From this was developed the Type Differentiation Indicator (TDI) (Saunders, 1989) which is a scoring system for the longer MBTI, Form J, which includes the 290 items written by Myers that had survived her previous item analyses.
It yields 20 subscales (five under each of the four dichotomous preference scales), plus seven additional subscales for a new Comfort-Discomfort factor (which purportedly corresponds to the missing factor of Neuroticism).
This factor's scales indicate a sense of overall comfort and confidence versus discomfort and anxiety: guarded-optimistic, defiant-compliant, carefree-worried, decisive-ambivalent, intrepid-inhibited, leader-follower, and proactive-distractible.
Also included is a composite of these called "strain."
Each of these comfort-discomfort subscales also loads onto one of the four type dimensions, for example, proactive-distractible is also a judging-perceiving subscale.
There are also scales for type-scale consistency and comfort-scale consistency.
Reliability of 23 of the 27 TDI subscales is greater than 0.50, "an acceptable result given the brevity of the subscales" (Saunders, 1989).
In 1989, a scoring system was developed for only the 20 subscales for the original four dichotomies.

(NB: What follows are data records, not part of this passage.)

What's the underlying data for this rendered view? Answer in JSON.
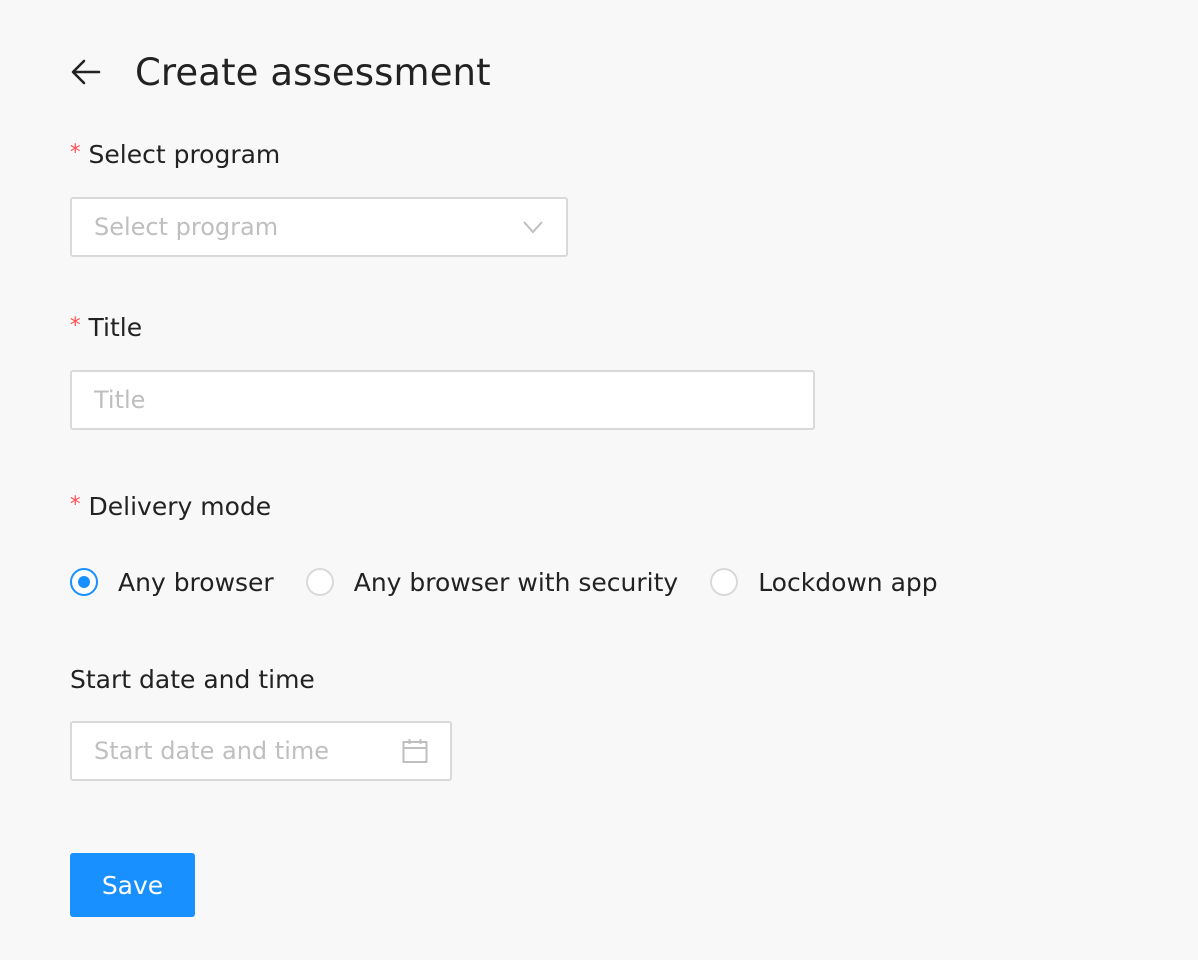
{
  "header": {
    "back_icon": "arrow-left-icon",
    "title": "Create assessment"
  },
  "program": {
    "required_mark": "*",
    "label": "Select program",
    "placeholder": "Select program",
    "icon": "chevron-down-icon"
  },
  "title_field": {
    "required_mark": "*",
    "label": "Title",
    "placeholder": "Title"
  },
  "delivery_mode": {
    "required_mark": "*",
    "label": "Delivery mode",
    "options": [
      {
        "label": "Any browser",
        "checked": true
      },
      {
        "label": "Any browser with security",
        "checked": false
      },
      {
        "label": "Lockdown app",
        "checked": false
      }
    ]
  },
  "start_date": {
    "label": "Start date and time",
    "placeholder": "Start date and time",
    "icon": "calendar-icon"
  },
  "actions": {
    "save_label": "Save"
  },
  "colors": {
    "primary": "#1890ff",
    "required": "#ff4d4f",
    "border": "#d9d9d9",
    "placeholder": "#bfbfbf",
    "background": "#f8f8f8"
  }
}
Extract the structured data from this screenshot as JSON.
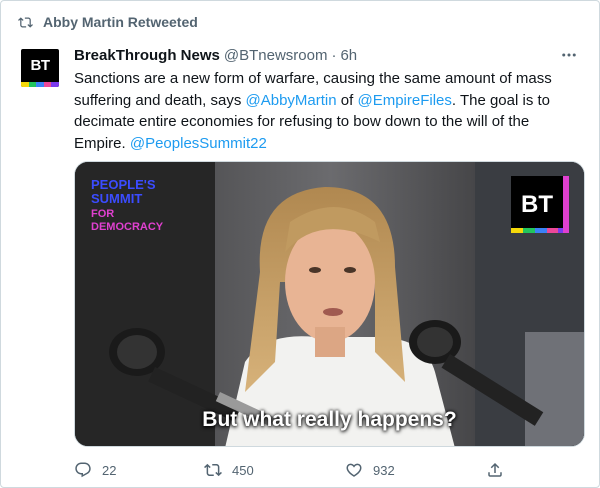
{
  "retweet_header": {
    "label": "Abby Martin Retweeted",
    "icon": "retweet-icon"
  },
  "tweet": {
    "author_name": "BreakThrough News",
    "author_handle": "@BTnewsroom",
    "separator": "·",
    "timestamp": "6h",
    "avatar_text": "BT",
    "text_parts": {
      "p1": "Sanctions are a new form of warfare, causing the same amount of mass suffering and death, says ",
      "mention1": "@AbbyMartin",
      "p2": " of ",
      "mention2": "@EmpireFiles",
      "p3": ". The goal is to decimate entire economies for refusing to bow down to the will of the Empire. ",
      "mention3": "@PeoplesSummit22"
    },
    "media": {
      "overlay_title_line1": "PEOPLE'S",
      "overlay_title_line2": "SUMMIT",
      "overlay_title_line3": "FOR",
      "overlay_title_line4": "DEMOCRACY",
      "watermark": "BT",
      "caption": "But what really happens?"
    },
    "actions": {
      "replies": "22",
      "retweets": "450",
      "likes": "932"
    }
  },
  "colors": {
    "link": "#1d9bf0",
    "muted": "#536471",
    "text": "#0f1419",
    "border": "#cfd9de"
  }
}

This was initially known as Form K, or the Expanded Analysis Report (EAR).This tool is now called the MBTI Step II.
Form J or the TDI became known as Step III.
It was developed in a joint project involving the following organizations: CPP, the publisher of the whole family of MBTI works; CAPT (Center for Applications of Psychological Type), which holds all of Myers' and McCaulley's original work; and the MBTI Trust, headed by Katharine and Peter Myers.
Step III was advertised as addressing type development and the use of perception and judgment by respondents.